The elbow is a complex hinge joint formed from the end of the humerus in the upper arm and the top of the ulna and radius in the forearm. The elbow allows flexion and extension of the forearm relative to the upper arm, and rotation of the forearm and wrist.
The arch of bone at the end of the humerus is made up of the medial epicondyle on the inside and the lateral epicondyle on the outside of the elbow. The tendons of the forearm muscles attach to these epicondyles.
Inside the bony arch is the capitellum which articulates with the top of the radius and the trochlea around which the olecranon of the ulna bone moves. A layer of smooth articular cartilage covers the ends of thebones forming the elbow joint. The joint capsule has a thin lining of synovium to provide lubrication to the elbow allowing smooth motion.
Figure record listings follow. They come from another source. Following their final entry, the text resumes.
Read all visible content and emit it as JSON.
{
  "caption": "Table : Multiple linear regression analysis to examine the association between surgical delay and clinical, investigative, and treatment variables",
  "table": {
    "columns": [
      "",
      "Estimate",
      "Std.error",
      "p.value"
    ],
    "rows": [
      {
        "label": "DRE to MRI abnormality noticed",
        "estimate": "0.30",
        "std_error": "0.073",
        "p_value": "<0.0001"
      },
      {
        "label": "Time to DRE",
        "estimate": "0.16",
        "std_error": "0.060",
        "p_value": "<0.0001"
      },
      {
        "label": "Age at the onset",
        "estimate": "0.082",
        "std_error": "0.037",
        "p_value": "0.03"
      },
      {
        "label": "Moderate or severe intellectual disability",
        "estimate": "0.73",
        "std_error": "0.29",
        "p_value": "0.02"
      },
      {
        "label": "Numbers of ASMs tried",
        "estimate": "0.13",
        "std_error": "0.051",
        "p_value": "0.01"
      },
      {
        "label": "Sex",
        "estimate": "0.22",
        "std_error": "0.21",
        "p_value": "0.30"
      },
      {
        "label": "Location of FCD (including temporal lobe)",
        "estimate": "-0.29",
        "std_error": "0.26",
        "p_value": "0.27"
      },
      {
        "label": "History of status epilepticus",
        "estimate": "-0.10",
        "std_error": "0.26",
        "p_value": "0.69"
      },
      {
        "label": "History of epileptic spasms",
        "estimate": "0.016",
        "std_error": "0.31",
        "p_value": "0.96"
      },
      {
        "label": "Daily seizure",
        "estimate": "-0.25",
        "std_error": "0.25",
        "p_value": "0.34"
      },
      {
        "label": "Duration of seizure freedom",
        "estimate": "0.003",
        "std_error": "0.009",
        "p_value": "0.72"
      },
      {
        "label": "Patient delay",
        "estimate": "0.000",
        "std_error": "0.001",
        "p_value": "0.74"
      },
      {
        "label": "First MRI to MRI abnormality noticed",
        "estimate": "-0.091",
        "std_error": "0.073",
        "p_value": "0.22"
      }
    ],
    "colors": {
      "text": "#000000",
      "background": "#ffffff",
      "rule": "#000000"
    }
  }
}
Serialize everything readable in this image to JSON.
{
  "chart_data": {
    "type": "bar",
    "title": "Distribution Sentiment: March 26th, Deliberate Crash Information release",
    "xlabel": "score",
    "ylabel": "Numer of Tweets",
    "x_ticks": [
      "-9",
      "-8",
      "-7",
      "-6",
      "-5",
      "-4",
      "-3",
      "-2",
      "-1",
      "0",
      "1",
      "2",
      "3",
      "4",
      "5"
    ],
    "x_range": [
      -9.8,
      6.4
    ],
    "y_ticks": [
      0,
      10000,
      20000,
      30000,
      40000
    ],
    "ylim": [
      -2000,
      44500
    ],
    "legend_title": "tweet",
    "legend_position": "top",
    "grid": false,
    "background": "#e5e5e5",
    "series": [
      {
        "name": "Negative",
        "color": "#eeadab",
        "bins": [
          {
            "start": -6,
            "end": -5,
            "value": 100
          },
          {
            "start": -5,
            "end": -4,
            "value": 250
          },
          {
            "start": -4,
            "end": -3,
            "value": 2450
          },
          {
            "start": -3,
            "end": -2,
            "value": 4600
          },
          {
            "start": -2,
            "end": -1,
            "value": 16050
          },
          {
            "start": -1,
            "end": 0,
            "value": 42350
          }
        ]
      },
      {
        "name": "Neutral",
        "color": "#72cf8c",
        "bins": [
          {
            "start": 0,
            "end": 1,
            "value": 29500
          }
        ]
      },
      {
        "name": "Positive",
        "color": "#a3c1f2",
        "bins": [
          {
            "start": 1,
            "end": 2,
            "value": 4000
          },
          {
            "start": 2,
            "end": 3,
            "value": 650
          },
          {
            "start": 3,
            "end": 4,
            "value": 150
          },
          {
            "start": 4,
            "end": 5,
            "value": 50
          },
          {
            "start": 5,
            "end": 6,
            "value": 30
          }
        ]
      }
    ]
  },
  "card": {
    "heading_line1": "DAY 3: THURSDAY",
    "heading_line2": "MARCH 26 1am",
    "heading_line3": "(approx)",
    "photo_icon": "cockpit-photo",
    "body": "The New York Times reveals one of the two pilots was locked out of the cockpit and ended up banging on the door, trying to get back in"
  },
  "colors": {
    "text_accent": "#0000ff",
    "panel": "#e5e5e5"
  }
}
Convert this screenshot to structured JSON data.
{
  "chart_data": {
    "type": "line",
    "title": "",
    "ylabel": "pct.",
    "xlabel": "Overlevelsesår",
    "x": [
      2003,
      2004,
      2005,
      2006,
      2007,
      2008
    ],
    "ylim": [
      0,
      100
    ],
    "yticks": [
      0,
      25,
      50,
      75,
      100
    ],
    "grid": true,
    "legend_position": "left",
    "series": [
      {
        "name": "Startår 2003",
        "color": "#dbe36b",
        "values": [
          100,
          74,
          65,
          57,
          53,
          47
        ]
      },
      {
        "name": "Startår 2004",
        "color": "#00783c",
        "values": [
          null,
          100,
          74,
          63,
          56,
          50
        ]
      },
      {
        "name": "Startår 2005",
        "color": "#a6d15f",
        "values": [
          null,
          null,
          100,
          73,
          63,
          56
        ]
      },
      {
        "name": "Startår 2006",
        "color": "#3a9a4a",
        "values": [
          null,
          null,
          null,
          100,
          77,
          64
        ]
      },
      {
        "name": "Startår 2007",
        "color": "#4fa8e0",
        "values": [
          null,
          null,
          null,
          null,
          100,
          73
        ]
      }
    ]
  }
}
The bony configuration of the elbow gives it stability that is assisted by an extensive network of ligaments and tendons. The medial (inside) and lateral (outside) collateral ligaments attach and maintain the position of the radius and ulna relative to the epicondyles of the humerus. These ligaments allow various movements of the elbow while resisting dislocation of the joint.
At the front of the elbow, the end of the biceps tendon passes over the joint and attaches to the radius allowing supination (rotation) and flexion of the forearm relative to the humerus.
At the back of the elbow the triceps crosses the joint and controls extension. The olecranon bursa is at the posterior tip and is a sac-like membrane which cushions the tip of the elbow and helps smooth movement of the joint.